Anna Lawrence

Personal information
- Born: 9 March 1972 (age 54) Howick, Auckland, New Zealand

Medal record
Women's field hockey
Representing New Zealand
Commonwealth Games
| Bronze medal – third place | 1998 Kuala Lumpur | Team |

= Anna Lawrence =

New Zealand field hockey player

Anna Josephine Lawrence (born 9 March 1972 in Howick, Auckland) is a former field hockey midfielder from New Zealand, who finished sixth with her national team at the 2000 Summer Olympics in Sydney.

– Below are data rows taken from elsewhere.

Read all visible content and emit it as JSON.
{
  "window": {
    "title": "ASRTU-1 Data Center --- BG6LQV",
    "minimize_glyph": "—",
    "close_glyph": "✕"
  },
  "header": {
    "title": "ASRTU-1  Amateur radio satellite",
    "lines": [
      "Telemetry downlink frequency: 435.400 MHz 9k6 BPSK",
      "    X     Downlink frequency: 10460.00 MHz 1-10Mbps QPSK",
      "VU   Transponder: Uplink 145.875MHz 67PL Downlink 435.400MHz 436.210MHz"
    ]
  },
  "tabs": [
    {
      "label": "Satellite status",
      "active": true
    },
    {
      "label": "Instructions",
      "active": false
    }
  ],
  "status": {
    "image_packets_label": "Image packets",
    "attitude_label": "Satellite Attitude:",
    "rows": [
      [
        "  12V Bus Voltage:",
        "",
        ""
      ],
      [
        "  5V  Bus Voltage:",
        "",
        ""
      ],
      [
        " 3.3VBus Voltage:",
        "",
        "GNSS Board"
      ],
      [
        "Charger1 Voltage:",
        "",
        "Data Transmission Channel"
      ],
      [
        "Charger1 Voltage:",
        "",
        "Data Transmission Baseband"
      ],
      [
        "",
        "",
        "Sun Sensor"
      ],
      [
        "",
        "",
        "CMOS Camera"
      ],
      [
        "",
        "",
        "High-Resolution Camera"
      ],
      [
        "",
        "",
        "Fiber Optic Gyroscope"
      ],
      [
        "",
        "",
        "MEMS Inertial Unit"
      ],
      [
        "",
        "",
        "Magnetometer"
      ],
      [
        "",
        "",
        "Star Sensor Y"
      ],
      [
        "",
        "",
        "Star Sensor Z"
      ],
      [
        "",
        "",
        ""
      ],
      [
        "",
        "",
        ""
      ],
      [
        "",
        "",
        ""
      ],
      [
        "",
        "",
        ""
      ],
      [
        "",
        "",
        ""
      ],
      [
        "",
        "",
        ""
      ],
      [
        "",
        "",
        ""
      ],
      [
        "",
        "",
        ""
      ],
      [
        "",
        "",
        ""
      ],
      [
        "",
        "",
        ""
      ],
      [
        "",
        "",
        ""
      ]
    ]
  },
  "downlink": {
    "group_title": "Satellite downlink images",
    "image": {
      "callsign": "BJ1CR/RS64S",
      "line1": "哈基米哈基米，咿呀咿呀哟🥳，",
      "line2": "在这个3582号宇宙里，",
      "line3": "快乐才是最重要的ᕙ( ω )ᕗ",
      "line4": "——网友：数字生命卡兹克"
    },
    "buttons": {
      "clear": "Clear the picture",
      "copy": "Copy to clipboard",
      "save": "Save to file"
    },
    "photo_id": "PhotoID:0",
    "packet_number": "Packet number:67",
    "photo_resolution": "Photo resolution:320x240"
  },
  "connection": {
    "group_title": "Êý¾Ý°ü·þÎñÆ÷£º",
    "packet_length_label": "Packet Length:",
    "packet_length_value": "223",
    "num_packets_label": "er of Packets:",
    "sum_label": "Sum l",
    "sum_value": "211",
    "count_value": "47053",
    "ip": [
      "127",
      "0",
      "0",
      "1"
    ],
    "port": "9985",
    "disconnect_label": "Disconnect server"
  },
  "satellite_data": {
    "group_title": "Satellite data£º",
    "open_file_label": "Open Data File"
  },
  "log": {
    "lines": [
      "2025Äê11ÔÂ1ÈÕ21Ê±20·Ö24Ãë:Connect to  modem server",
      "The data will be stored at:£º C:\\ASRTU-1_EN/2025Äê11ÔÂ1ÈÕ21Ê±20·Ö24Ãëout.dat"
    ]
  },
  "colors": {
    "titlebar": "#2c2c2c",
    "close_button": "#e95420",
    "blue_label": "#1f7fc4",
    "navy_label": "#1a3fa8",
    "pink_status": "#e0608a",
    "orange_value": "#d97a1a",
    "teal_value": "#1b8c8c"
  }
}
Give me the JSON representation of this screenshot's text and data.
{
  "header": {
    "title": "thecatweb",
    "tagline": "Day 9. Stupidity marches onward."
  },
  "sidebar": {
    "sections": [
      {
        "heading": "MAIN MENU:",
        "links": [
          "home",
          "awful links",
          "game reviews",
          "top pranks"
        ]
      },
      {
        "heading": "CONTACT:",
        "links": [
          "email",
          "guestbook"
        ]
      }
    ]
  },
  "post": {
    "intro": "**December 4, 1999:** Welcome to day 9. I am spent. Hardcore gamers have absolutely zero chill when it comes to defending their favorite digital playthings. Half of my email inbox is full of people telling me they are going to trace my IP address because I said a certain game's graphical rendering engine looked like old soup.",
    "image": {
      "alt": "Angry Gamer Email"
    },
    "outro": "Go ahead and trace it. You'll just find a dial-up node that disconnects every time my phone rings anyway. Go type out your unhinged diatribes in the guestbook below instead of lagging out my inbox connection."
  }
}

Lawrence was educated at Diocesan School for Girls in Auckland and moved to Christchurch in 1990. She played inside left or right, and competed for Amsterdam in the Dutch League since 1997. She was Canterbury Winter Sportsperson of the Year in 1998 and has played for The Black Sticks since 1990, and captained the team from 1996 to 2000. She won a bronze medal at the 1998 Commonwealth Games in Kuala Lumpur.

Lawrence retired from competitive hockey following the 2000 Olympic Games in Sydney.

Her business career post hockey included various commercial and marketing roles. These included positions as National Sponsorship Manager for Lion NZ and the National Sponsorship & Communications Director for Lion Australia.